The Best 2019 Game of 2020

There are a lot of games on the market and it’s impossible to play all of them. But that can also be a good thing, because later on you can stumble upon an older game and play it free of all the initial hype and excitement. That’s exactly my experience with Death Stranding, the latest rollercoaster ride of madness from Kojima. When it first launched in 2019 I wasn’t at all interested in reviewing or playing it. I think at the time I wasn’t in the right mindset for it, and I was busy with so many other games that I let it fly past. But when Death Stranding made its PC debut earlier this year my mindset was a little different and I checked it out. I’m glad I did.
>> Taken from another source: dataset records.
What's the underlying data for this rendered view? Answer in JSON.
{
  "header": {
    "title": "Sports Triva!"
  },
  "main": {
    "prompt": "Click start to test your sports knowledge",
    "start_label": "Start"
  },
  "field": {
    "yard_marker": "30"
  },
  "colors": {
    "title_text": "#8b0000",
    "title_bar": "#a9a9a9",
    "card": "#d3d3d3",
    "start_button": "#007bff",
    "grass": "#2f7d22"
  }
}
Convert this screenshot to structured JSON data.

Death Stranding has something very few games do; a single vision from one person driving the entire experience. In movies we typically know the directors by name, and thus can glean an idea of what to expect. If you know you’re going to watch a Christopher Nolan movie then you know you’re probably going to be getting mind-bending concepts and copious amounts of exposition. But in gaming it’s highly unusual to know the individuals working on the game. We typically just know the name of the company, like Ubisoft or Supergiant. Sure, we still know the type of game we’ll probably get (Ubisoft games are practically a genre unto themselves at this point) but it’s not quite the same. That’s why when you play a Kojima game it’s a fascinating experience, because you know it’s just one guy with a very specific vision and the end product that you’re playing is as close to that vision as he could possibly get it. It doesn’t feel like a game designed by a panel of people all arguing about various bits and pieces or by a management team attempting to make it appeal to as many people as possible. No, you’re playing the game that one dude pictured in his head and then went out and made it a reality. Whether or not you like Kojima’s work is entirely a different thing, but I think we can agree that the fact Death Stranding even exists is awesome.
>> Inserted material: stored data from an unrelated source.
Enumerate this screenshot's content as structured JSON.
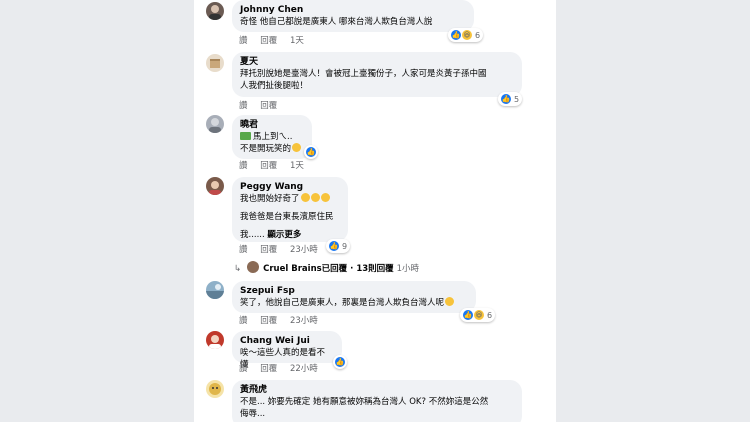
{
  "comments": [
    {
      "name": "Johnny Chen",
      "lines": [
        "奇怪 他自己都說是廣東人 哪來台灣人欺負台灣人說"
      ],
      "actions": [
        "讚",
        "回覆"
      ],
      "time": "1天",
      "reactions": [
        "like",
        "haha"
      ],
      "count": "6",
      "avatar_color": "#6b5b53"
    },
    {
      "name": "夏天",
      "lines": [
        "拜托別說她是臺灣人！會被冠上臺獨份子，人家可是炎黃子孫中國",
        "人我們扯後腿啦！"
      ],
      "actions": [
        "讚",
        "回覆"
      ],
      "time": "",
      "reactions": [
        "like"
      ],
      "count": "5",
      "avatar_color": "#c9a77a"
    },
    {
      "name": "曉君",
      "lines": [
        "馬上到ㄟ..",
        "不是開玩笑的"
      ],
      "actions": [
        "讚",
        "回覆"
      ],
      "time": "1天",
      "reactions": [
        "like"
      ],
      "count": "",
      "avatar_color": "#a8aeb8"
    },
    {
      "name": "Peggy Wang",
      "lines": [
        "我也開始好奇了",
        "我爸爸是台東長濱原住民",
        "我......"
      ],
      "see_more": "顯示更多",
      "actions": [
        "讚",
        "回覆"
      ],
      "time": "23小時",
      "reactions": [
        "like"
      ],
      "count": "9",
      "avatar_color": "#7a5a4a",
      "reply": {
        "text": "Cruel Brains已回覆 · 13則回覆",
        "time": "1小時"
      }
    },
    {
      "name": "Szepui Fsp",
      "lines": [
        "笑了，他說自己是廣東人，那裏是台灣人欺負台灣人呢"
      ],
      "actions": [
        "讚",
        "回覆"
      ],
      "time": "23小時",
      "reactions": [
        "like",
        "haha"
      ],
      "count": "6",
      "avatar_color": "#8eb0c8"
    },
    {
      "name": "Chang Wei Jui",
      "lines": [
        "唉～這些人真的是看不懂"
      ],
      "actions": [
        "讚",
        "回覆"
      ],
      "time": "22小時",
      "reactions": [
        "like"
      ],
      "count": "",
      "avatar_color": "#c0392b"
    },
    {
      "name": "黃飛虎",
      "lines": [
        "不是... 妳要先確定 她有願意被妳稱為台灣人 OK? 不然妳這是公然",
        "侮辱..."
      ],
      "actions": [],
      "time": "",
      "reactions": [],
      "count": "",
      "avatar_color": "#e0b64a"
    }
  ]
}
The classic fetch quest is a staple of gaming, typically found in RPGs that want to pad out their length by sending players scurrying back and forth carrying useless tat. In the case of Death Stranding however, the entire game is a seemingly never-ending series of fetch quests. It’s like Kojima only just discovered them, and after completing a few in other games branded them the greatest thing in the history of videogames ever and built an entirely new game around them. As Sam Porter Bridges you are a courier, tasked with lugging cargo of all types across a bleak post-apocalyptic world where the majority of people are hunkered down in bunkers. Chiral printing lets them create a lot of what they need, but there’s also a plenty of stuff that still needs to be transported the good old fashioned way: on Sam’s back. In this 40+ hour game the majority of your time will be spent going back and forth, delivering parcels. Exactly how something so utterly boring wound up being so utterly absorbing is a mystery.

Death Stranding review.

As for the game itself, it’s utterly barmy. Who the hell knew a game about traipsing across the countryside while fussing over packages could be so engrossing? For all of its narrative insanity and its themes of human connection, it’s ultimately a game about walking across hills and occasionally falling over, spilling a small avalanche of parcel in the process. It’s like a post-apocalyptic Amazon delivery simulator, although now I think about it the entirety of 2019 pretty much was that for Amazon delivery drivers.
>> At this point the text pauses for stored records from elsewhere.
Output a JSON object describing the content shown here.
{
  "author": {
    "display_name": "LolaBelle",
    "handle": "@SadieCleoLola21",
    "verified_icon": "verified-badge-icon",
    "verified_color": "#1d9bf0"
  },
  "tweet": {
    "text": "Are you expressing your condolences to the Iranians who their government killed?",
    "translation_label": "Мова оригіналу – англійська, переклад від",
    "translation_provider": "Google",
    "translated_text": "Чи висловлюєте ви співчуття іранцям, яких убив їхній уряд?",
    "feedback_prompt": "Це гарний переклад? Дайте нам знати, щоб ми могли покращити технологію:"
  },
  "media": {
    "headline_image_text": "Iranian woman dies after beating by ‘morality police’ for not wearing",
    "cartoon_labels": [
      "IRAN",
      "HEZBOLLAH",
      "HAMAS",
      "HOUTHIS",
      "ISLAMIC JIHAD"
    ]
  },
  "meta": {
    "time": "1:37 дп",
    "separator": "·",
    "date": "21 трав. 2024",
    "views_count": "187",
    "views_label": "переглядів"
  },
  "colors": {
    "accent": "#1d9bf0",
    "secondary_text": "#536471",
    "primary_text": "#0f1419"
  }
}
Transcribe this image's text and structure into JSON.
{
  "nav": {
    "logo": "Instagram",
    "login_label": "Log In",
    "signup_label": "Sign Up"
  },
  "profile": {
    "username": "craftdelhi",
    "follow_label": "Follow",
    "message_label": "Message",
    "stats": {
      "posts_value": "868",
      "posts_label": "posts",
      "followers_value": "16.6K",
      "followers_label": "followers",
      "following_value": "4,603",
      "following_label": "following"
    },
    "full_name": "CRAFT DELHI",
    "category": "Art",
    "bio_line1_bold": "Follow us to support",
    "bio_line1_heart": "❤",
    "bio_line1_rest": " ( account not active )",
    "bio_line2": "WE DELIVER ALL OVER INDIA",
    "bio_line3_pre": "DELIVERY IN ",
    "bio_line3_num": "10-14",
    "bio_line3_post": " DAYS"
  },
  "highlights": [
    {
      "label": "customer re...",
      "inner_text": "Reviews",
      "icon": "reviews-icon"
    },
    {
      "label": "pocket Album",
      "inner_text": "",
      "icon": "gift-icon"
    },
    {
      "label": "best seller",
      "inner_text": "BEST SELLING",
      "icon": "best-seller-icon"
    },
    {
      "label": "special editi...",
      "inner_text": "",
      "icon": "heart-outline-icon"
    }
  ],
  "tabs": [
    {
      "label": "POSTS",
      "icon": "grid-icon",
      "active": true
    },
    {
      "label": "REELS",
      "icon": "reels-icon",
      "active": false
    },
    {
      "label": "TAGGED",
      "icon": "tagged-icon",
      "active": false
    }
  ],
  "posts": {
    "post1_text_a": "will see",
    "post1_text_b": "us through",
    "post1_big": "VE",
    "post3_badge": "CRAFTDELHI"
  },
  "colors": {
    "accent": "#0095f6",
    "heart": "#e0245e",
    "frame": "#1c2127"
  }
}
I spent the vast majority of my time with Death Stranding constructing a road from one end of the map to the other and then feeling a happy glow of satisfaction whenever some other player that I’ll never get to meet used it. I was just happy with the idea that in some small way I had made their day a teensy bit better. I built a network of ziplines so that I can quickly navigate mountains and then smiled whenever someone else used one. And it was equally cool when I was stumbling up a snowy mountain and encountered a ladder someone had left or a rope. Thanks, mysterious stranger.

I don’t think I’m going to play Death Stranding again, though. Or at least, not in the next few years. As fascinating and crazy and delightfully insane as it was, I don’t think I’ll get the same experience from it again. But the 70+ hours I spent in Kojima’s vision was special, like some sort of mundane acid trip punctuated by moments of utter weirdness.